The IRS has now fired its first salvo in the SALT workaround controversy. Notice 2018-54 announces the IRS’s intention to propose regulations to deal with some types of SALT workarounds.
In one sense this notice gives us little information about exactly what can and cannot pass muster when taxpayers make charitable contributions that reduce their state income taxes in an effort to shift from a nondeductible expense (state and local taxes in excess of $10,000) to fully deductible items (charitable contributions). But it does indicate that the IRS does not plan to sit by quietly and not issue guidance in this area.
The tone of the notice makes it clear we should expect the IRS to determine certain arrangements will not achieve their desired goals. As Section 2 of the Notice states:
Despite these state efforts to circumvent the new statutory limitation on state and local tax deductions, taxpayers should be mindful that federal law controls the proper characterization of payments for federal income tax purposes.

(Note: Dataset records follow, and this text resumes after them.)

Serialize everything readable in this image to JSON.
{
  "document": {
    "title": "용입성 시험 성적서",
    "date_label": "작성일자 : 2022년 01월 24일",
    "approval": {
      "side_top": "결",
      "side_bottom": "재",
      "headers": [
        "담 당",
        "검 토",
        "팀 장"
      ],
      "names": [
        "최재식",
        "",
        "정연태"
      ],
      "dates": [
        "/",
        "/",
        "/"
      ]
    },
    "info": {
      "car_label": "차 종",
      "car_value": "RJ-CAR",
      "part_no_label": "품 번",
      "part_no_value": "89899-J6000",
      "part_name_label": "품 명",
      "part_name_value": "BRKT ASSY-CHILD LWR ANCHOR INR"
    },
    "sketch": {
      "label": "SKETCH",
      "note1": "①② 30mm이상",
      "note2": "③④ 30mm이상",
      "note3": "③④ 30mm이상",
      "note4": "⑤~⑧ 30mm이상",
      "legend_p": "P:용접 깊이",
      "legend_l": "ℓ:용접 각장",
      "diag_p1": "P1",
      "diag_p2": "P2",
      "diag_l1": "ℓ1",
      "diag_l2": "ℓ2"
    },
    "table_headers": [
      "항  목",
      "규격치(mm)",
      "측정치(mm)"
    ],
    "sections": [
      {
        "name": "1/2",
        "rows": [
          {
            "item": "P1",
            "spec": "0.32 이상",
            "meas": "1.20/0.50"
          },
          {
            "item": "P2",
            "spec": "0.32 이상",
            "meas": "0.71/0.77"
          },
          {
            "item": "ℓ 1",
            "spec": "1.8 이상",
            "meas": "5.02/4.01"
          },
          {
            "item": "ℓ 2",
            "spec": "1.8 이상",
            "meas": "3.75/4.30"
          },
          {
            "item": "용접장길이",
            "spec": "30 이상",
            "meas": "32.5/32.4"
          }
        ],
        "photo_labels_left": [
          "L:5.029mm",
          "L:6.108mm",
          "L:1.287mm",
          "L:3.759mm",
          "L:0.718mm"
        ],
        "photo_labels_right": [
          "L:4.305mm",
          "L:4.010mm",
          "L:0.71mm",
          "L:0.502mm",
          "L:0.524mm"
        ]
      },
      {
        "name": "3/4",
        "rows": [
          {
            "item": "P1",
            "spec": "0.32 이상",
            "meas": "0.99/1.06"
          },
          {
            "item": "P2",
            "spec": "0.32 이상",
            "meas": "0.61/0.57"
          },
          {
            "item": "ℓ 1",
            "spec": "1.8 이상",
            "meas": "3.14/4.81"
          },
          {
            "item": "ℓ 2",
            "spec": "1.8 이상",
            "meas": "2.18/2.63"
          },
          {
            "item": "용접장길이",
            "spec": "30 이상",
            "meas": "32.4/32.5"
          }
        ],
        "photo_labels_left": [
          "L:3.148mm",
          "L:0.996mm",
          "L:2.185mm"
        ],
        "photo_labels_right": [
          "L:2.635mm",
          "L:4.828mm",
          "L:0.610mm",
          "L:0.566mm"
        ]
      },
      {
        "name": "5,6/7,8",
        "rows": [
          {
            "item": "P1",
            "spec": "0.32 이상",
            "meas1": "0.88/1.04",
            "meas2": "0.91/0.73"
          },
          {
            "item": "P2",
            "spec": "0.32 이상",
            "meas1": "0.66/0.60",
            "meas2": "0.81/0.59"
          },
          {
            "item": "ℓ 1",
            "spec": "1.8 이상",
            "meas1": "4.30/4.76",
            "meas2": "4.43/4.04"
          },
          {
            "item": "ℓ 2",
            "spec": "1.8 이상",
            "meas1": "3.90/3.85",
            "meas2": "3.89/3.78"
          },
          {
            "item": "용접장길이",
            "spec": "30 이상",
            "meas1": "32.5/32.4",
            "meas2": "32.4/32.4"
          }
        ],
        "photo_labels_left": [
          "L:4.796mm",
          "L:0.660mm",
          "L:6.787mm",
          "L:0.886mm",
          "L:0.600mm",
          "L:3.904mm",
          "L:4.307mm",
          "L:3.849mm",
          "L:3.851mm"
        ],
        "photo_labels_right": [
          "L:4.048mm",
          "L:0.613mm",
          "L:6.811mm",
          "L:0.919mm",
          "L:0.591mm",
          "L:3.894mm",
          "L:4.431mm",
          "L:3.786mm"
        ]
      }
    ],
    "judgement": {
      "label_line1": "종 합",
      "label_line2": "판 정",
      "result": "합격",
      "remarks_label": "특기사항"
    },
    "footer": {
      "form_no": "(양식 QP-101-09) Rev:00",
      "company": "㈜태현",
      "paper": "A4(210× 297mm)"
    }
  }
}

Section 3 outlines the guidance the IRS plans to release:
The Treasury Department and the IRS intend to propose regulations addressing the federal income tax treatment of transfers to funds controlled by state and local governments (or other state-specified transferees) that the transferor can treat in whole or in part as satisfying state and local tax obligations. The proposed regulations will make clear that the requirements of the Internal Revenue Code, informed by substance-over-form principles, govern the federal income tax treatment of such transfers. The proposed regulations will assist taxpayers in understanding the relationship between the federal charitable contribution deduction and the new statutory limitation on the deduction for state and local tax payments.
The notice does not give any information on the likely timing of the release of such proposed regulations, let alone whether they will be issued in a form taxpayers may rely upon.

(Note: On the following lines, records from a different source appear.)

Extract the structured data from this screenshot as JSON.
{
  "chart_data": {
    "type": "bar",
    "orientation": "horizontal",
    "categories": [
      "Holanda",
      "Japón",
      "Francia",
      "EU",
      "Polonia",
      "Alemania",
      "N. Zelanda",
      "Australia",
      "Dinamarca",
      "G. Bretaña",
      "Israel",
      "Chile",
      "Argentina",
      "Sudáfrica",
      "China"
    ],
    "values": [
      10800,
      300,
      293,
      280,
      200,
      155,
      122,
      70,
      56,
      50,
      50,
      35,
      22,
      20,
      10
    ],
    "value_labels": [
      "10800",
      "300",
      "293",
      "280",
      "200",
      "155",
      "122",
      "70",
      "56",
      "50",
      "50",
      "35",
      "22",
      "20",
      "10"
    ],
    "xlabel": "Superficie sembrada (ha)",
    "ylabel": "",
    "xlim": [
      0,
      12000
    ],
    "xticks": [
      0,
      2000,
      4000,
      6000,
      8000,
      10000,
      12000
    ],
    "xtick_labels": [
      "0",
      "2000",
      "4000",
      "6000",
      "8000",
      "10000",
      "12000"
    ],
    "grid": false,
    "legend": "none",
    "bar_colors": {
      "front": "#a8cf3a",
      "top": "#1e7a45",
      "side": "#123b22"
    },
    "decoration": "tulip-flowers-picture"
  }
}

Most likely the ultimate decision on what does or does not work will be finally determined in litigation that will arise as taxpayers who give to programs that are deemed not charitable contributions under such regulations (very conceivably with help from the state governments in question) challenge the regulations.

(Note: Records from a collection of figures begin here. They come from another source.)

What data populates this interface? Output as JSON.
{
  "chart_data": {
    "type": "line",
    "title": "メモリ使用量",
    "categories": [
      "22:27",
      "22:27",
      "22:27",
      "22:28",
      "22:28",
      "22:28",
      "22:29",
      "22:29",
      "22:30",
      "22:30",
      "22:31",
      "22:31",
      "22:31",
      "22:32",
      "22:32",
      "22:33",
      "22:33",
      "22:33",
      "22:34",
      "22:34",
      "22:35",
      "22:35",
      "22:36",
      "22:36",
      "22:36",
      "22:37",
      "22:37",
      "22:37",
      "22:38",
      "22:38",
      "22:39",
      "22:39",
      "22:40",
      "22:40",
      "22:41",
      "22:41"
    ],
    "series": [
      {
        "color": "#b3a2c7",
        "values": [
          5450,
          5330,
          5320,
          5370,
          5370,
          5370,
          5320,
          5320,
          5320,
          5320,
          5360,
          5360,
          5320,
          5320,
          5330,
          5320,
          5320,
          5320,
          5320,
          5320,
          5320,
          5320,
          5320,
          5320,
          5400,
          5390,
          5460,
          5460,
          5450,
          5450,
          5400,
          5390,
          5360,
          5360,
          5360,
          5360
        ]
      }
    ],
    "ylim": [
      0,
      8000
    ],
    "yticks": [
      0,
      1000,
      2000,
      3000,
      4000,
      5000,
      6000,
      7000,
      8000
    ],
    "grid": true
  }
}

But since most clients would prefer not to find themselves parts of cases discussed in this forum, it seems likely that many clients will want to await this guidance before committing to any such transfer from income taxes to charitable contribution program—and most will likely shy away from a program that is clearly on the wrong side of the eventual regulations.
A related concern may impact taxpayers in states other than those have adopted SALT workarounds. About two-thirds of states have at least one (if not more) tax credits that give 100% or a close to 100% credit against state taxes for various charitable contributions. Advisers in those states will want to pay close attention to how these regulations define “other state-specified transferees” in this context. It is at least conceivable that this guidance might rope in some pre-existing programs depending on how that definition is structured.
For now all advisers can do is advise clients about the risks, especially of donating to the charitable funds established following the passage of the Tax Cuts and Jobs Act that were clearly enacted to work around the $10,000 state and local tax limitation.